Otro camino se abre, sin embargo, ante el mundo actual, y tal vez quepa reconocer que es el que venimos recorriendo por inercia: el de la historia política interna de los antiguos estados. Cada uno de ellos se constituyó desde adentro, gracias a que un poder hegemónico terminó explícitamente con sus rivales interiores. Cuando los estados nacionales europeos se formaron a partir del feudalismo, no lo hicieron precisamente mediante tratados equitativos entre los diversos feudos, sino como consecuencia de la primacía de un señor feudal sobre los demás, a quienes acabó por despojar de su antigua autonomía para someterlos completamente a su poder. El sistema llegó en Europa a su máxima concentración en la época de los Austrias y de los primeros Borbones (6). La estructura interna resultante era claramente desigual, lo que acabó por desencadenar una reacción, primero intelectual y luego del "tercer estado": los súbditos pidieron ser escuchados y acabaron, muchas cabezas más tarde, por obtener una (relativa) participación democrática. Sería posible – aunque no agradable – imaginar un paralelo internacional.
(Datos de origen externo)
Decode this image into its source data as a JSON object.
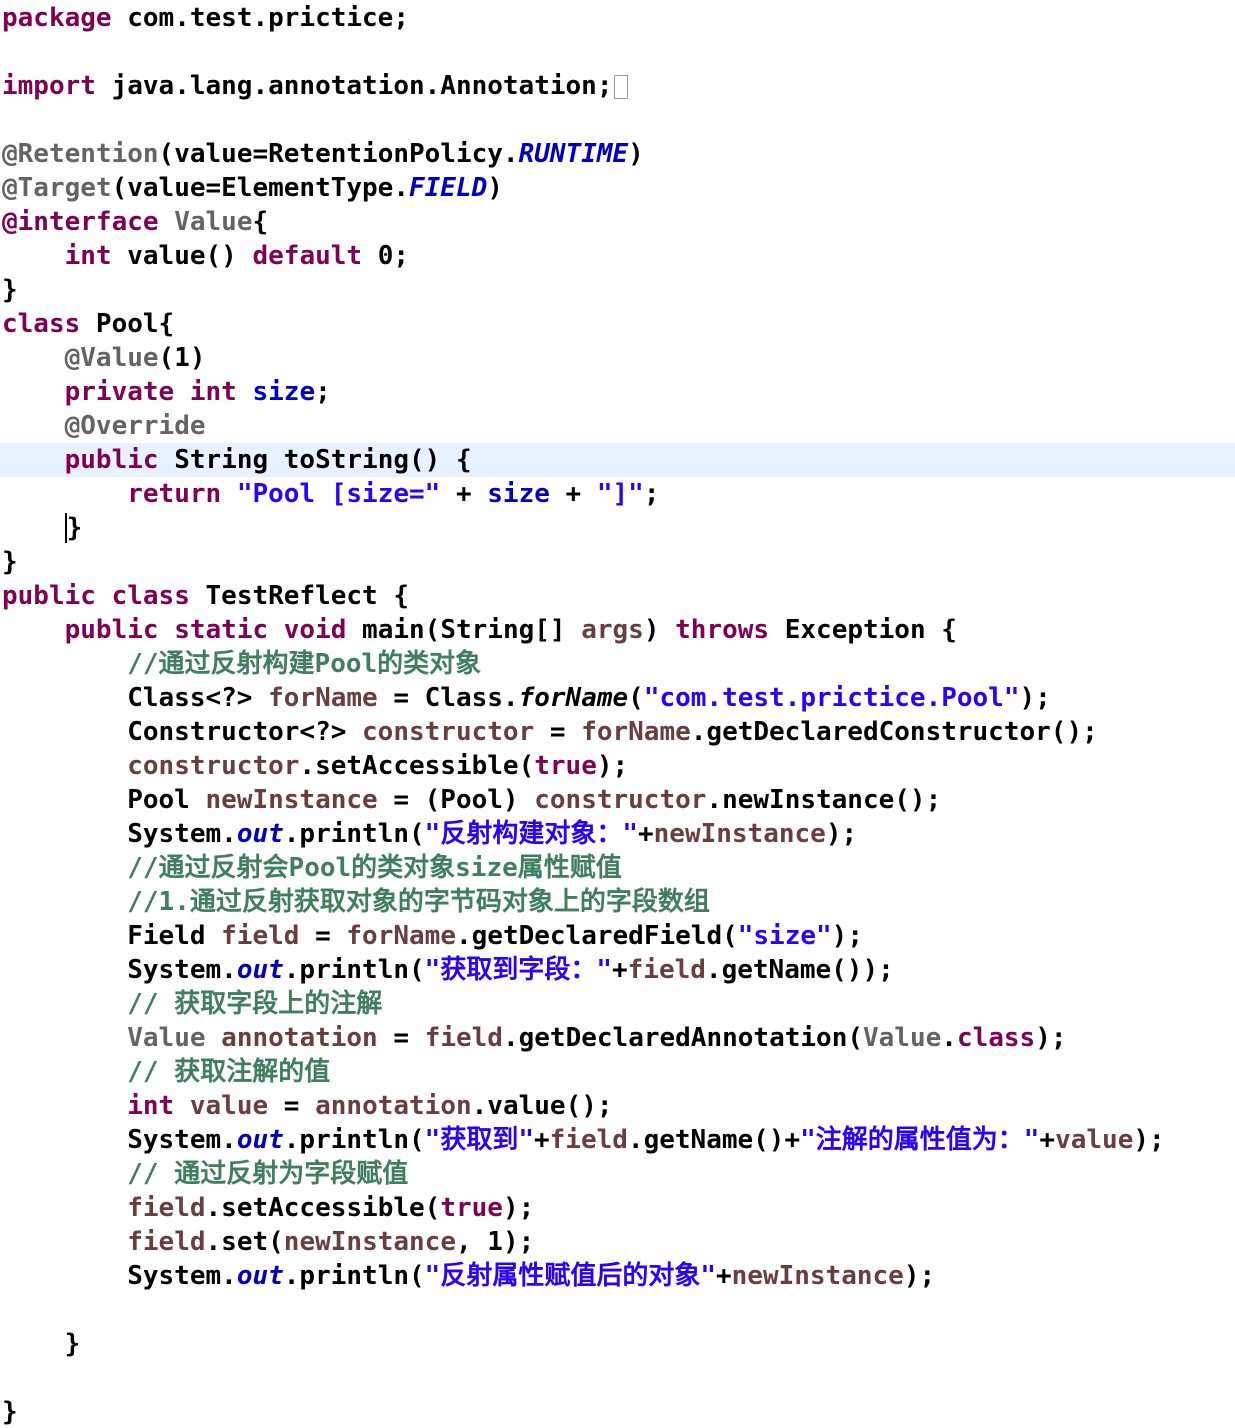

Gobernar el mundo, en efecto, es una responsabilidad que no puede ejercerse arbitrariamente por tiempo indefinido. Paulatinamente vaciados los gobiernos locales de poder efectivo, acaso los pueblos empiecen a ejercer su influencia dentro del nuevo ámbito y obtengan que algo del poder perdido refluya de a poco hacia los hombres y mujeres de la periferia. Si el mundo no logra transformarse en una democracia de países, tal vez llegue a parecerse a una democracia de seres humanos. Algunos indicios positivos en este sentido se observan ya: la jurisdicción universal en materia de derechos humanos – ciertamente resistida – es uno de ellos. Acaso entre todos podamos ensanchar la brecha y, a favor de la globalización que se nos impone, marchar hacia nuevas y distintas utopías.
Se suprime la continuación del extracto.